American Bobtails have a wild cat appearance and affectionate personality. They are a devoted, playful breed that can provide both entertainment and emotional support.
American Bobtail History
The American Bobtail developed through natural selection for decades before a formal breeding program launched in the late 1960s. Detailed information about the American Bobtail's earliest years is lacking. But breeders initially used cats with naturally occurring bobbed tails as the breed's foundation stock. Many people believe a cat named Yodi is the patriarch of the American Bobtail.
A couple traveling through Arizona found Yodi— a tabby cat with a short tail—on a Native American Reservation. They decided to keep him and brought him home to Iowa. Yodi and the couple's female cat mated, producing a litter of short-tailed kittens. Those kittens were crossed with a longhaired color point cat, creating (potentially) the first true American Bobtails.
Today, both the Cat Fanciers Association and The International Cat Association recognize the American Bobtail.
American Bobtail Traits
The American Bobtail is a medium-to-large cat with a naturally short tail. They have an athletic, muscular build and a hunter's gaze that give the breed a wild cat appearance.
Coat and Coloring
American Bobtails come in both longhaired and shorthaired varieties. But the shorthaired's coat is actually medium-length. It's also a double coat—with a hard topcoat and soft, downy undercoat.
Longhaired Bobtails have medium-long, slightly shaggy hair that's somewhat longer on the ruff, britches, belly, and tail.

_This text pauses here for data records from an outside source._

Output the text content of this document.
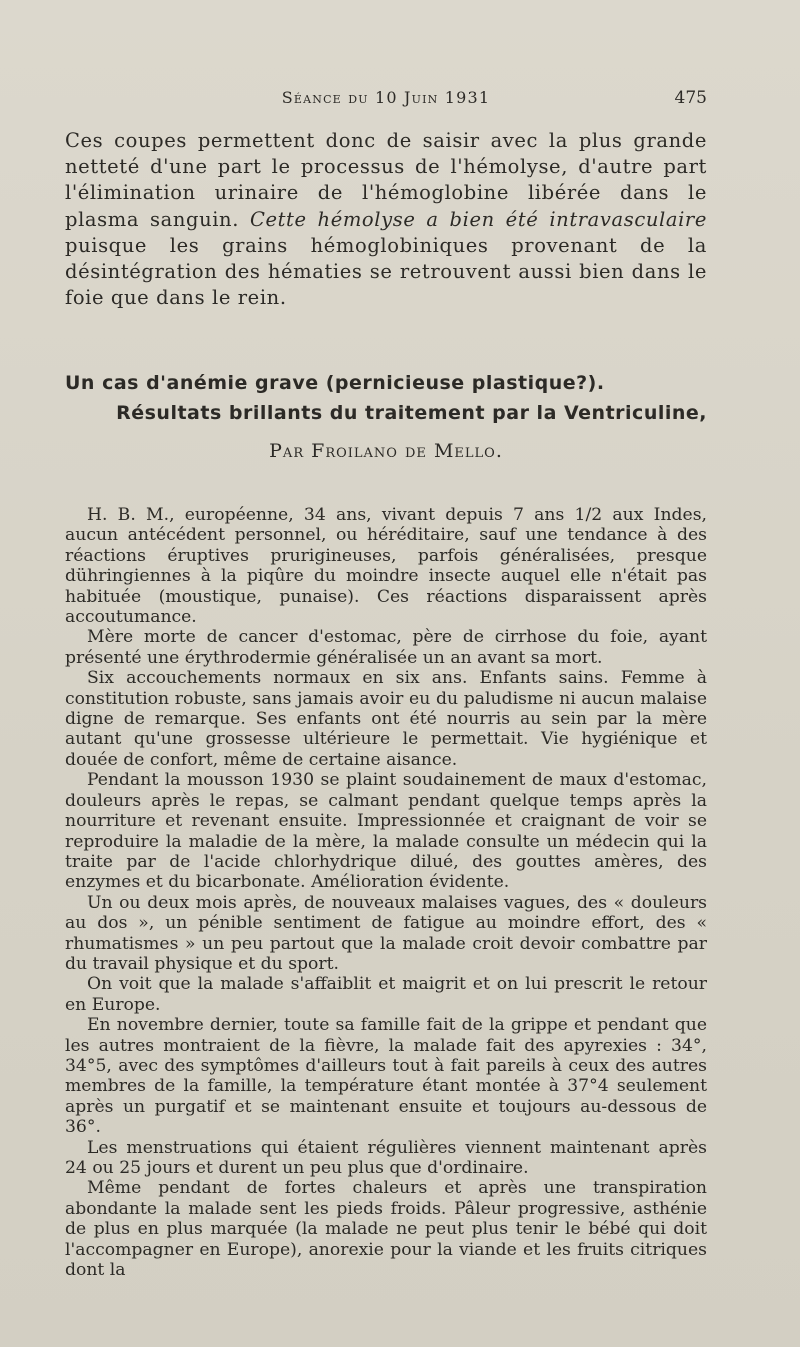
Séance du 10 Juin 1931	475

Ces coupes permettent donc de saisir avec la plus grande netteté d'une part le processus de l'hémolyse, d'autre part l'élimination urinaire de l'hémoglobine libérée dans le plasma sanguin. Cette hémolyse a bien été intravasculaire puisque les grains hémoglobiniques provenant de la désintégration des hématies se retrouvent aussi bien dans le foie que dans le rein.

Un cas d'anémie grave (pernicieuse plastique?).

Résultats brillants du traitement par la Ventriculine,

Par Froilano de Mello.

H. B. M., européenne, 34 ans, vivant depuis 7 ans 1/2 aux Indes, aucun antécédent personnel, ou héréditaire, sauf une tendance à des réactions éruptives prurigineuses, parfois généralisées, presque dühringiennes à la piqûre du moindre insecte auquel elle n'était pas habituée (moustique, punaise). Ces réactions disparaissent après accoutumance.

Mère morte de cancer d'estomac, père de cirrhose du foie, ayant présenté une érythrodermie généralisée un an avant sa mort.

Six accouchements normaux en six ans. Enfants sains. Femme à constitution robuste, sans jamais avoir eu du paludisme ni aucun malaise digne de remarque. Ses enfants ont été nourris au sein par la mère autant qu'une grossesse ultérieure le permettait. Vie hygiénique et douée de confort, même de certaine aisance.

Pendant la mousson 1930 se plaint soudainement de maux d'estomac, douleurs après le repas, se calmant pendant quelque temps après la nourriture et revenant ensuite. Impressionnée et craignant de voir se reproduire la maladie de la mère, la malade consulte un médecin qui la traite par de l'acide chlorhydrique dilué, des gouttes amères, des enzymes et du bicarbonate. Amélioration évidente.

Un ou deux mois après, de nouveaux malaises vagues, des « douleurs au dos », un pénible sentiment de fatigue au moindre effort, des « rhumatismes » un peu partout que la malade croit devoir combattre par du travail physique et du sport.

On voit que la malade s'affaiblit et maigrit et on lui prescrit le retour en Europe.

En novembre dernier, toute sa famille fait de la grippe et pendant que les autres montraient de la fièvre, la malade fait des apyrexies : 34°, 34°5, avec des symptômes d'ailleurs tout à fait pareils à ceux des autres membres de la famille, la température étant montée à 37°4 seulement après un purgatif et se maintenant ensuite et toujours au-dessous de 36°.

Les menstruations qui étaient régulières viennent maintenant après 24 ou 25 jours et durent un peu plus que d'ordinaire.

Même pendant de fortes chaleurs et après une transpiration abondante la malade sent les pieds froids. Pâleur progressive, asthénie de plus en plus marquée (la malade ne peut plus tenir le bébé qui doit l'accompagner en Europe), anorexie pour la viande et les fruits citriques dont la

They have a double coat, as well, though the undercoat is not very dense.
Both Bobtail types come in all colors and patterns.
Distinctive Physical Traits
American Bobtails have a wedge-shaped head, prominent cheekbones, and distinctive brow. Their large, almond-shaped eyes come in all colors. Their ears are medium-sized, with a wide base and rounded tips. (Many Bobtails also have ear furnishings.) And their most notable feature, of course, is a bobbed tail—which is broad at the base and long enough to be visible above the back when alert.

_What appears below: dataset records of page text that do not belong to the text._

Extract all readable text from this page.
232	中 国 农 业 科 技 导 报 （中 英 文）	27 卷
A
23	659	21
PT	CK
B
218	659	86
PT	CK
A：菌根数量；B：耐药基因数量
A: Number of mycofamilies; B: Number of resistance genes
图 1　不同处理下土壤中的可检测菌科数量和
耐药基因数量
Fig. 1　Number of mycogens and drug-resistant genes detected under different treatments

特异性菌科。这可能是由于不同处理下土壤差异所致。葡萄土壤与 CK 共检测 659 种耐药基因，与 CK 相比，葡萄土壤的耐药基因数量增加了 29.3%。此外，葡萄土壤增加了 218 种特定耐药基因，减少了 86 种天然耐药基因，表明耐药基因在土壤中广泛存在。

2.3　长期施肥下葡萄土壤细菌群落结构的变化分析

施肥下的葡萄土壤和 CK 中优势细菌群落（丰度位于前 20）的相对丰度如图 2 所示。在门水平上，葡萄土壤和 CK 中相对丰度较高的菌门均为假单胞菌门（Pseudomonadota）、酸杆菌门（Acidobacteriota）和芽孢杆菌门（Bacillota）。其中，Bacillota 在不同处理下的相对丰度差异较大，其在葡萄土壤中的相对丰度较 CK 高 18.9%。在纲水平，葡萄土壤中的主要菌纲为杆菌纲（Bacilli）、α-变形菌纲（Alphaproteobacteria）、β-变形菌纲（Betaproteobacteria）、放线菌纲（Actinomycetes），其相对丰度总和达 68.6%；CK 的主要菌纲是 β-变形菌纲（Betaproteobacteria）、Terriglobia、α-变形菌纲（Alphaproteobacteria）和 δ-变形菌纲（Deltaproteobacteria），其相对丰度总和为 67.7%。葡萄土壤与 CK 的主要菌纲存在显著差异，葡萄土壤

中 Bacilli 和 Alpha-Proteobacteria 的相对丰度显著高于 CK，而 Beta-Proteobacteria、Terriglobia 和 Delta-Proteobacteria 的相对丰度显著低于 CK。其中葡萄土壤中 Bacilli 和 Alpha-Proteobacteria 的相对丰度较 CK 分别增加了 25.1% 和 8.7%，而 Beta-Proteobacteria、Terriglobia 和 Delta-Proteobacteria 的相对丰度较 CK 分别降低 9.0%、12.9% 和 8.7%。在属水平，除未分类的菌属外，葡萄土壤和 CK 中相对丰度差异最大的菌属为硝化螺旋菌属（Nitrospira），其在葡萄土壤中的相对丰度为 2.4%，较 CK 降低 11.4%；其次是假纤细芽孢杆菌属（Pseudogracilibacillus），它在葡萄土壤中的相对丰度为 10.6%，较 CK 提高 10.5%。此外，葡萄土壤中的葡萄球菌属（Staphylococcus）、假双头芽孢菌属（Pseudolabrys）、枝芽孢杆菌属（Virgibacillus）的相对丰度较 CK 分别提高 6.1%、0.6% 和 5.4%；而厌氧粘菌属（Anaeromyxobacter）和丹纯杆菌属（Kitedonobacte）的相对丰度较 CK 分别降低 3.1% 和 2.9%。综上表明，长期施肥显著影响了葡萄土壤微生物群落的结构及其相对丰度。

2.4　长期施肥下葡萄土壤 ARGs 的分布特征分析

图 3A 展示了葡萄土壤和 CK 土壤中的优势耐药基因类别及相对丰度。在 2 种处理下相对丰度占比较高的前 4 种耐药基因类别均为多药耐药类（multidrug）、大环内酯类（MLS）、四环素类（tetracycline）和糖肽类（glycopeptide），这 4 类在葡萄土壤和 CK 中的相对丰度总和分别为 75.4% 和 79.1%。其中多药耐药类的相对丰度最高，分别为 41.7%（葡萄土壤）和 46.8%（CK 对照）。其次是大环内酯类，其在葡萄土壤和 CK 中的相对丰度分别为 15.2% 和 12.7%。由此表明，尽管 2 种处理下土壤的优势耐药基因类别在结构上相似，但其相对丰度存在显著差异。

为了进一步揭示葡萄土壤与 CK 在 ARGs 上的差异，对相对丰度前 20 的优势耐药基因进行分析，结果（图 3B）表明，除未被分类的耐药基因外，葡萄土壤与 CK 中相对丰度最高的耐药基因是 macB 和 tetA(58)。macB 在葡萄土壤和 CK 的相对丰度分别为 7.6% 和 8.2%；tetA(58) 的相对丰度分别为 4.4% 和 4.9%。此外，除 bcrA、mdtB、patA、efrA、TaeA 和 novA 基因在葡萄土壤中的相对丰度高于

American Bobtail Temperament
American Bobtails are friendly, engaging cats that form tight bonds with their humans. They typically get along with kids and dogs and are eager to greet visitors.

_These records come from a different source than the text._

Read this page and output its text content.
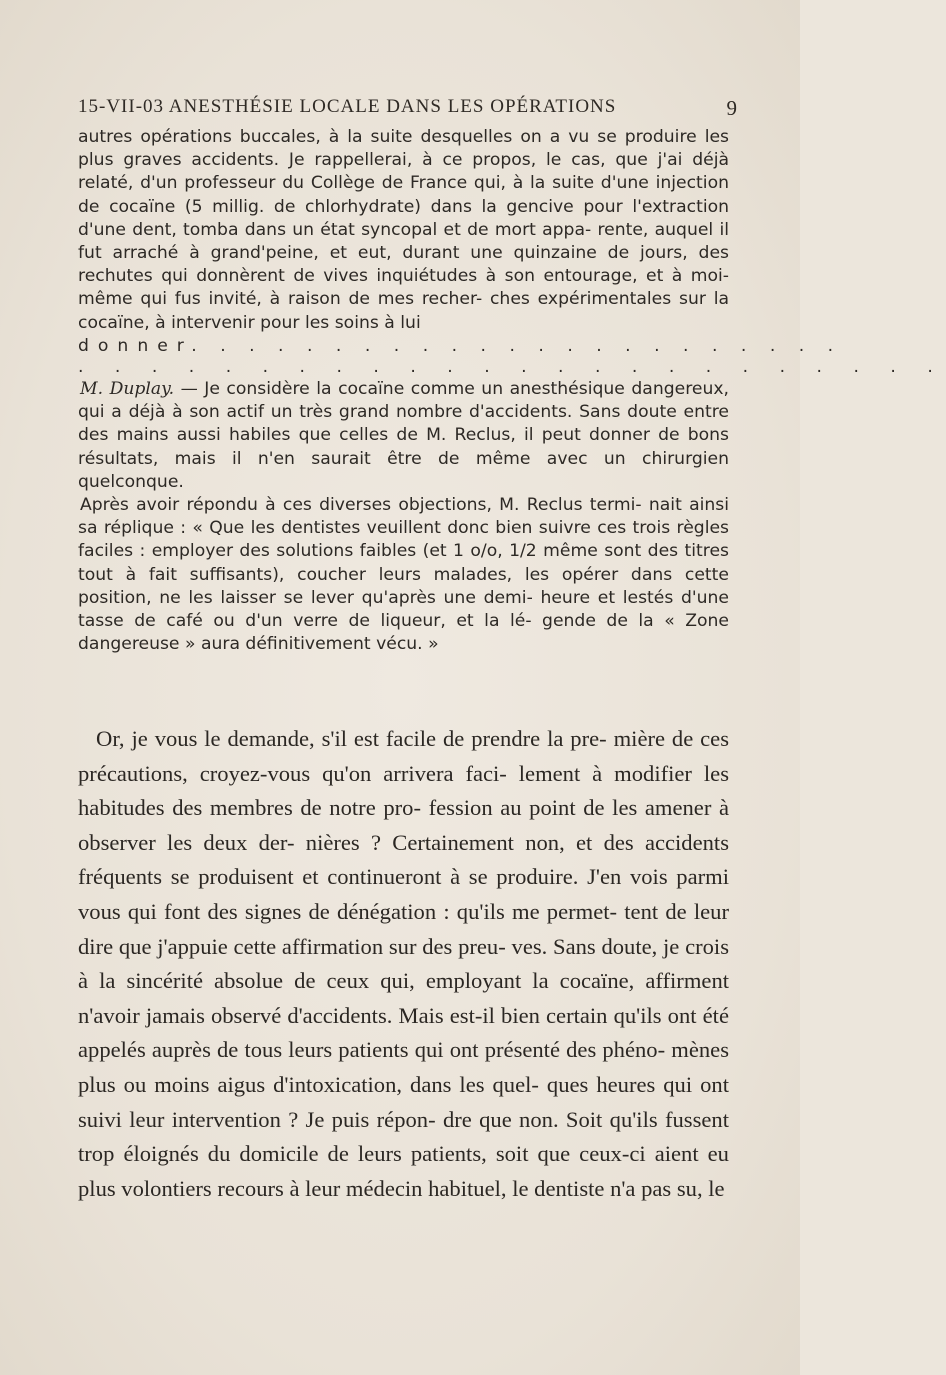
15-VII-03 ANESTHÉSIE LOCALE DANS LES OPÉRATIONS	9

autres opérations buccales, à la suite desquelles on a vu se produire les plus graves accidents. Je rappellerai, à ce propos, le cas, que j'ai déjà relaté, d'un professeur du Collège de France qui, à la suite d'une injection de cocaïne (5 millig. de chlorhydrate) dans la gencive pour l'extraction d'une dent, tomba dans un état syncopal et de mort appa- rente, auquel il fut arraché à grand'peine, et eut, durant une quinzaine de jours, des rechutes qui donnèrent de vives inquiétudes à son entourage, et à moi-même qui fus invité, à raison de mes recher- ches expérimentales sur la cocaïne, à intervenir pour les soins à lui

donner. . . . . . . . . . . . . . . . . . . . . . .
. . . . . . . . . . . . . . . . . . . . . . . .

M. Duplay. — Je considère la cocaïne comme un anesthésique dangereux, qui a déjà à son actif un très grand nombre d'accidents. Sans doute entre des mains aussi habiles que celles de M. Reclus, il peut donner de bons résultats, mais il n'en saurait être de même avec un chirurgien quelconque.

Après avoir répondu à ces diverses objections, M. Reclus termi- nait ainsi sa réplique : « Que les dentistes veuillent donc bien suivre ces trois règles faciles : employer des solutions faibles (et 1 o/o, 1/2 même sont des titres tout à fait suffisants), coucher leurs malades, les opérer dans cette position, ne les laisser se lever qu'après une demi- heure et lestés d'une tasse de café ou d'un verre de liqueur, et la lé- gende de la « Zone dangereuse » aura définitivement vécu. »

Or, je vous le demande, s'il est facile de prendre la pre- mière de ces précautions, croyez-vous qu'on arrivera faci- lement à modifier les habitudes des membres de notre pro- fession au point de les amener à observer les deux der- nières ? Certainement non, et des accidents fréquents se produisent et continueront à se produire. J'en vois parmi vous qui font des signes de dénégation : qu'ils me permet- tent de leur dire que j'appuie cette affirmation sur des preu- ves. Sans doute, je crois à la sincérité absolue de ceux qui, employant la cocaïne, affirment n'avoir jamais observé d'accidents. Mais est-il bien certain qu'ils ont été appelés auprès de tous leurs patients qui ont présenté des phéno- mènes plus ou moins aigus d'intoxication, dans les quel- ques heures qui ont suivi leur intervention ? Je puis répon- dre que non. Soit qu'ils fussent trop éloignés du domicile de leurs patients, soit que ceux-ci aient eu plus volontiers recours à leur médecin habituel, le dentiste n'a pas su, le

Affectionate and devoted (without being needy), Bobtails like to be near their people but aren't overly demanding of attention. They're also generally quiet—communicating mostly through soft trills or chirps.
Both athletic and playful, the Bobtail is always up for some fun. Their favorite activities often include games of fetch, hide-and-seek, and strolling through the neighborhood on a leash. They also enjoy showing off their innate hunting skills by stalking, pouncing, or capturing a fly in mid-air.
Thanks to their easy-going nature and clown-like antics, Bobtails make excellent therapy cats capable of brightening anybody's day.
American Bobtail Care
Bobtails require a high-quality diet. Because nutritional needs vary for kittens, adults, and senior cats, opt for a formula that's age-appropriate for your pet.
To keep your cat at a healthy weight, measure out meals and reduce portions if necessary. And don't forget to account for calories from treats in their daily totals. As a guideline, treats should make up no more than 10% of a cat's calories.
Finally, all cats need access to fresh, clean water at all times.
Both longhaired and shorthaired Bobtails are relatively easy to groom. For most of the year, brushing them once or twice a week is enough to remove loose hair and—in the case of the longhaired cats—prevent tangles. During periods of seasonal shedding, you may need to brush more frequently.
Most cats' nails require monthly trimming to prevent them from getting too long. Long nails are more likely to snag on something and become torn or damaged. They can even grow into your cat's paw pads, leading to pain or infection. In addition to clipping, providing a scratching post will allow your cat to do some nail maintenance themselves (thanks to their instinct to scratch).
Dental hygiene is another essential component of your cat's care. Beginning in kittenhood, start your Bobtail on a routine that includes at-home teeth brushing and regular visits to the veterinarian for professional dental cleanings and exams.
Roughly one out of every three cats in the United States is overweight or obese. And those extra pounds can contribute to other health risks—such as arthritis, diabetes, and heart problems. Your veterinarian is the best resource for tips on managing your cat's weight.